La rémunération de Carlos Ghosn aurait été en partie cachée, selon les autorités japonaises

C’est une affaire retentissante qui a éclaté à Tokyo, lundi 19 novembre. Alors qu’il sortait de son avion privé, le PDG de Renault, Carlos Ghosn, a été interpellé et placé en garde à vue. Il lui est reproché d’avoir caché une partie de ses revenus au fisc japonais pendant plusieurs années.

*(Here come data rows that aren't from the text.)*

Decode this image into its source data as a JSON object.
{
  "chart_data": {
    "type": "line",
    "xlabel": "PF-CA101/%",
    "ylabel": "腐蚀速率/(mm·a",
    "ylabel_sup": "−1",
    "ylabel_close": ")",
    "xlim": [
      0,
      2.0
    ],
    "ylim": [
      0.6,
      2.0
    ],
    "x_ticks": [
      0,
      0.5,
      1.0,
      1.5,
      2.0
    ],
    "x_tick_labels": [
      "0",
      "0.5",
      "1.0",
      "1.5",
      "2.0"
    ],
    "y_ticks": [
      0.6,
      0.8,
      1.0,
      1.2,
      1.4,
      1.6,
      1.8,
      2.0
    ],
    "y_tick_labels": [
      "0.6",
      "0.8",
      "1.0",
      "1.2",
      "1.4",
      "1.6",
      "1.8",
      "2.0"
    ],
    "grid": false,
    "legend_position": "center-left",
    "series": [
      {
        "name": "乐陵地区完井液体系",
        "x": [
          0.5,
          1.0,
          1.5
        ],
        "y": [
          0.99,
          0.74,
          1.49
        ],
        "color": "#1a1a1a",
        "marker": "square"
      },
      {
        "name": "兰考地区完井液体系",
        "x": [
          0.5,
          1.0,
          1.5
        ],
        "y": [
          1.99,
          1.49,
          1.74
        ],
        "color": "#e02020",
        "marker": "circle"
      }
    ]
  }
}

Dans un communiqué diffusé sur le site de Nissan, le PDG du constructeur, allié de la marque française, explique que « l’enquête a montré que, pendant plusieurs années, Carlos Ghosn et Greg Kelly (un autre administrateur du groupe, ndlr) ont déclaré des montants de rémunération inférieurs aux montants réels dans des rapports à la Bourse de Tokyo, pour réduire le montant déclaré de la rémunération de Carlos Ghosn ».

Emmanuel Macron joue la carte de la prudence et ne se prononce pas sur l’affaire Carlos Ghosn

Toujours selon ce communiqué, ces malversations se seraient déroulées à cinq reprises entre 2011 et 2015. Il aurait également été prouvé que le PDG, en passe d’être destitué de son rôle à la tête des conseils d’administration de Nissan et Mitsubishu, se serait rendu coupable de l’utilisation de certains biens de l’entreprise à des fins privées, telles que le séjour dans quelques propriétés du groupe dans plusieurs pays.

En France, cette affaire est aujourd’hui regardée avec prudence par l’État, actionnaire majoritaire de Renault, à hauteur de 15%. Interrogé sur le sujet, Emmanuel Macron a estimé qu’il était « trop tôt pour se prononcer sur la réalité des faits », tandis que le ministre de l’Économie, Bruno Le Maire, après avoir demandé une étude approfondie de la situation fiscale de Carlos Ghosn en France, a affirmé que celle-ci était en ordre.